Meet the heat with sweet

 

By Donna Berry, Meat+Poultry

09.15.2022

 

While Bob’s Processing Inc., South Haven, Mich., may be best-known for its smoked pulled pork, hand-made culinary-inspired sausages and thick-cut bacon, the family-owned butcher often cannot keep its sweet heat barbecue sauce in stock. The house-made condiment is sold refrigerated in 18-oz tubs and features the sweetness of brown sugar, molasses, and pineapple and orange juices along with heat from chipotle and habanero peppers.

 

Such layering of flavors is trending in all food and beverage. When it comes to meat and poultry, sweet with heat complements the umami and salty tastes in a balanced way. It also presents the consumer with a familiar way to explore flavor sensations.

 

Explore and experiment

 

Research shows that consumers are more open to trying new flavors when they’re combined with a food they would typically eat, according to Mintel, Chicago.
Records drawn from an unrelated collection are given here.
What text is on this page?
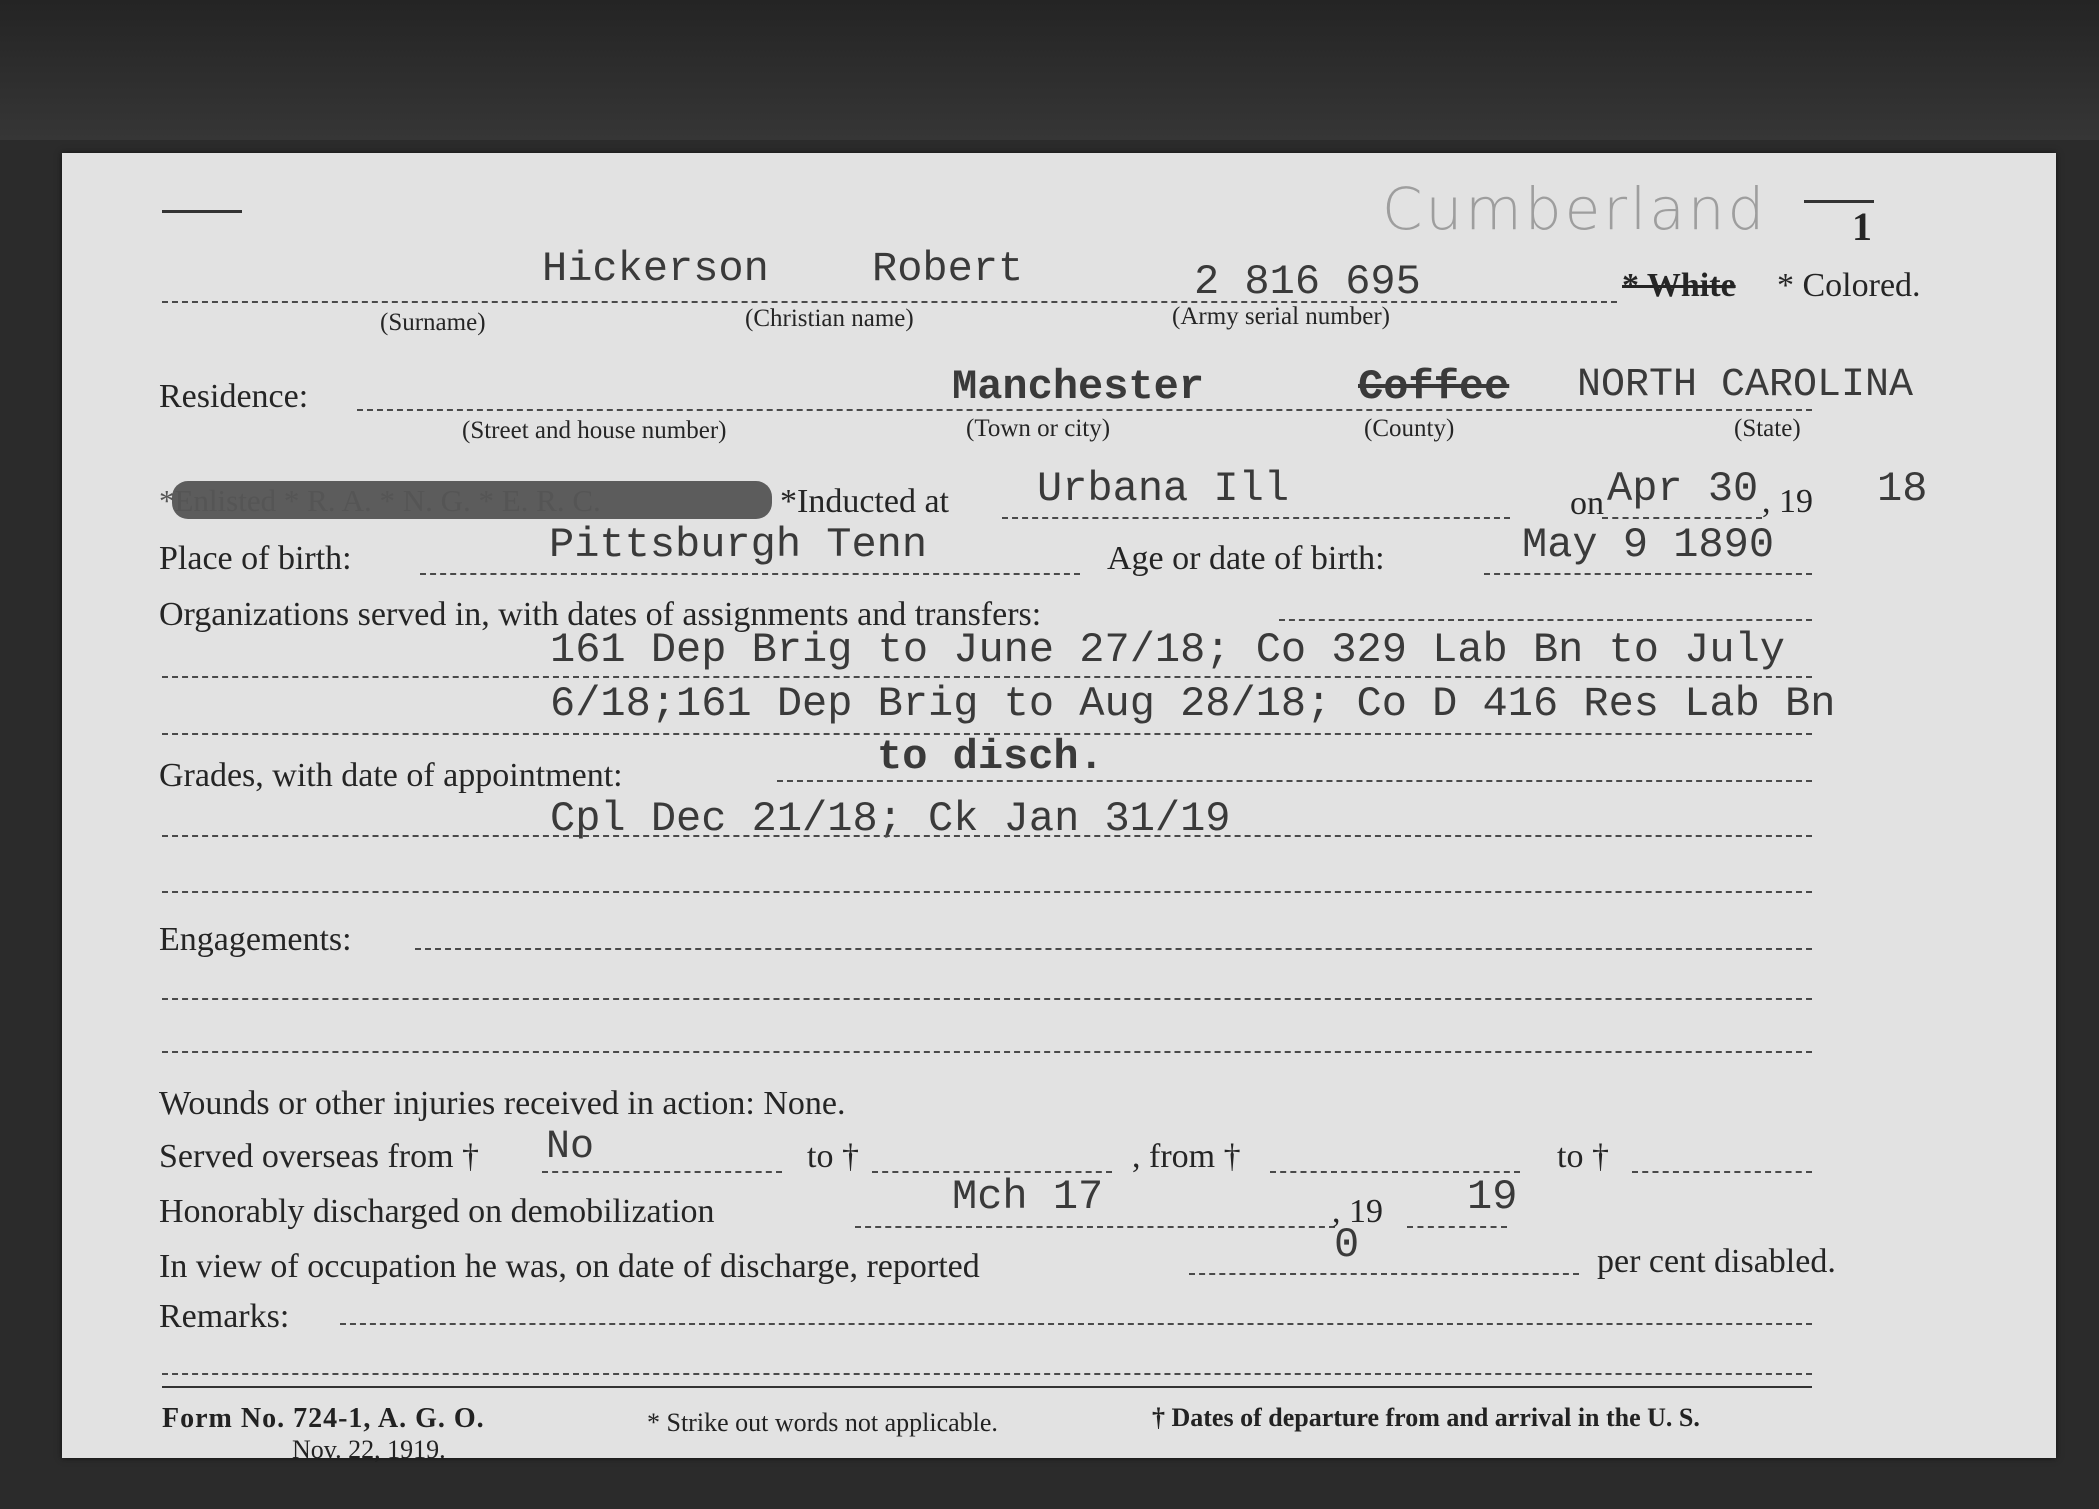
Cumberland 1
Hickerson Robert	2 816 695	* White * Colored.
(Surname)	(Christian name)	(Army serial number)
Residence:	Manchester	Coffee NORTH CAROLINA
(Street and house number)	(Town or city)	(County)	(State)
*Enlisted * R. A. * N. G. * E. R. C.	*Inducted at Urbana Ill	on Apr 30 , 19 18
Place of birth:	Pittsburgh Tenn	Age or date of birth:	May 9 1890
Organizations served in, with dates of assignments and transfers:
161 Dep Brig to June 27/18; Co 329 Lab Bn to July
6/18;161 Dep Brig to Aug 28/18; Co D 416 Res Lab Bn
to disch.
Grades, with date of appointment:
Cpl Dec 21/18; Ck Jan 31/19
Engagements:
Wounds or other injuries received in action: None.
Served overseas from † No	to †	, from †	to †
Honorably discharged on demobilization	Mch 17	, 19 19
In view of occupation he was, on date of discharge, reported	0	per cent disabled.
Remarks:
Form No. 724-1, A. G. O.
Nov. 22, 1919.
* Strike out words not applicable.	† Dates of departure from and arrival in the U. S.
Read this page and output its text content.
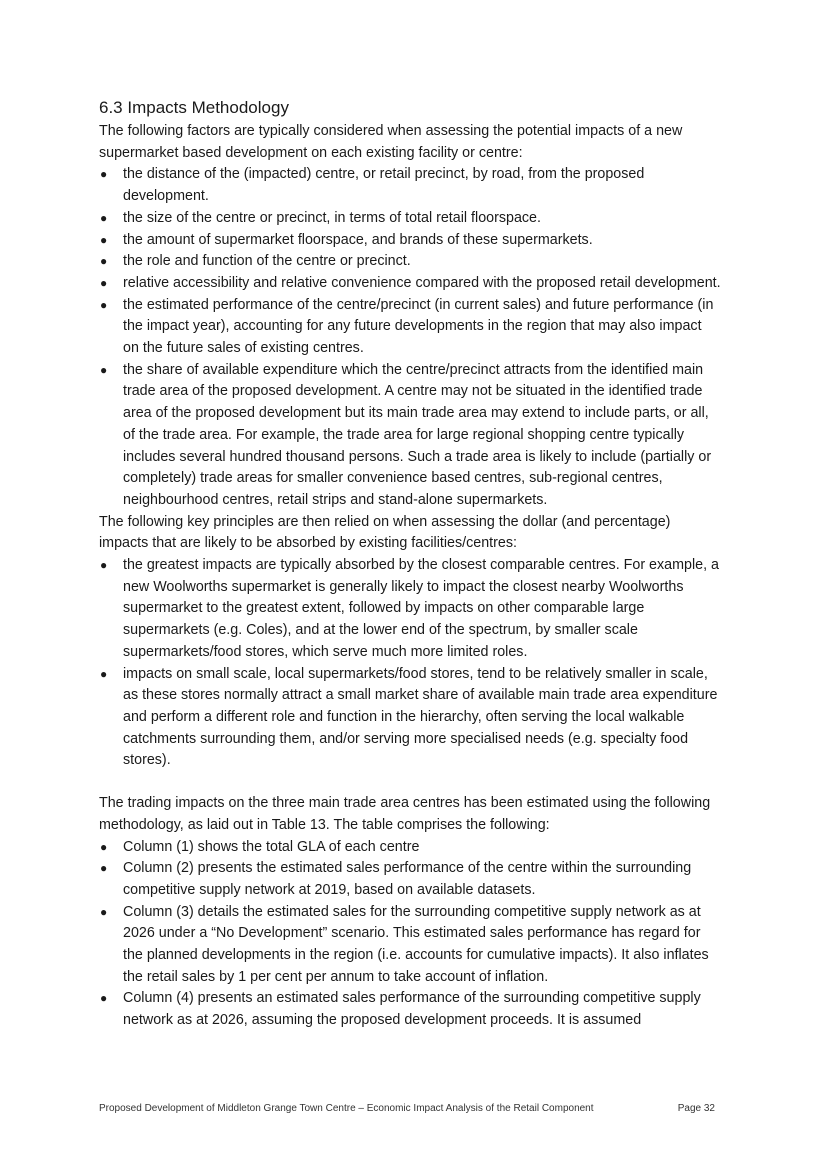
6.3 Impacts Methodology

The following factors are typically considered when assessing the potential impacts of a new supermarket based development on each existing facility or centre:

● the distance of the (impacted) centre, or retail precinct, by road, from the proposed development.
● the size of the centre or precinct, in terms of total retail floorspace.
● the amount of supermarket floorspace, and brands of these supermarkets.
● the role and function of the centre or precinct.
● relative accessibility and relative convenience compared with the proposed retail development.
● the estimated performance of the centre/precinct (in current sales) and future performance (in the impact year), accounting for any future developments in the region that may also impact on the future sales of existing centres.
● the share of available expenditure which the centre/precinct attracts from the identified main trade area of the proposed development. A centre may not be situated in the identified trade area of the proposed development but its main trade area may extend to include parts, or all, of the trade area. For example, the trade area for large regional shopping centre typically includes several hundred thousand persons. Such a trade area is likely to include (partially or completely) trade areas for smaller convenience based centres, sub-regional centres, neighbourhood centres, retail strips and stand-alone supermarkets.

The following key principles are then relied on when assessing the dollar (and percentage) impacts that are likely to be absorbed by existing facilities/centres:

● the greatest impacts are typically absorbed by the closest comparable centres. For example, a new Woolworths supermarket is generally likely to impact the closest nearby Woolworths supermarket to the greatest extent, followed by impacts on other comparable large supermarkets (e.g. Coles), and at the lower end of the spectrum, by smaller scale supermarkets/food stores, which serve much more limited roles.
● impacts on small scale, local supermarkets/food stores, tend to be relatively smaller in scale, as these stores normally attract a small market share of available main trade area expenditure and perform a different role and function in the hierarchy, often serving the local walkable catchments surrounding them, and/or serving more specialised needs (e.g. specialty food stores).

The trading impacts on the three main trade area centres has been estimated using the following methodology, as laid out in Table 13. The table comprises the following:

● Column (1) shows the total GLA of each centre
● Column (2) presents the estimated sales performance of the centre within the surrounding competitive supply network at 2019, based on available datasets.
● Column (3) details the estimated sales for the surrounding competitive supply network as at 2026 under a “No Development” scenario. This estimated sales performance has regard for the planned developments in the region (i.e. accounts for cumulative impacts). It also inflates the retail sales by 1 per cent per annum to take account of inflation.
● Column (4) presents an estimated sales performance of the surrounding competitive supply network as at 2026, assuming the proposed development proceeds. It is assumed
Proposed Development of Middleton Grange Town Centre – Economic Impact Analysis of the Retail Component	Page 32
This is often some form of spicy, which is a subjective term that encompasses the heat of chilis (from capsaicin content), as well as the pungent organic compounds associated with ingredients such as cinnamon, garlic, ginger, horseradish, mustard and even onion.

 

Today’s consumers’ insatiable appetite for everything spicy has put innovators on the hot seat to create products that satisfy cravings. It is a balancing act, and that is part of what is fueling the ongoing sweet-heat trend. Such combinations are described by Wixon Inc., St. Francis, Wis., “as next-level favorite flavors.” It’s all about being grounded in a familiar flavor and then giving it some unexpected kick.

 

“The new flavor is not only tasty, but it’s not as intimidating to try,” said Ryan Kukuruzovic, corporate chef at Wixon. “Balancing pairings of the familiar with the unexpected can inject excitement and ensure greater likelihood of consumer acceptance. One of my favorites is black garlic tamarind citrus. The sweet and savory notes have an earthy fruitiness. We use it in snacks, sauces and to flavor proteins.”

 

Lime is one of the most common citrus flavors to get paired with heat. Other options include grapefruit, lemon and orange. On the tropical side, mango, pineapple and tamarind combine well with heat, too.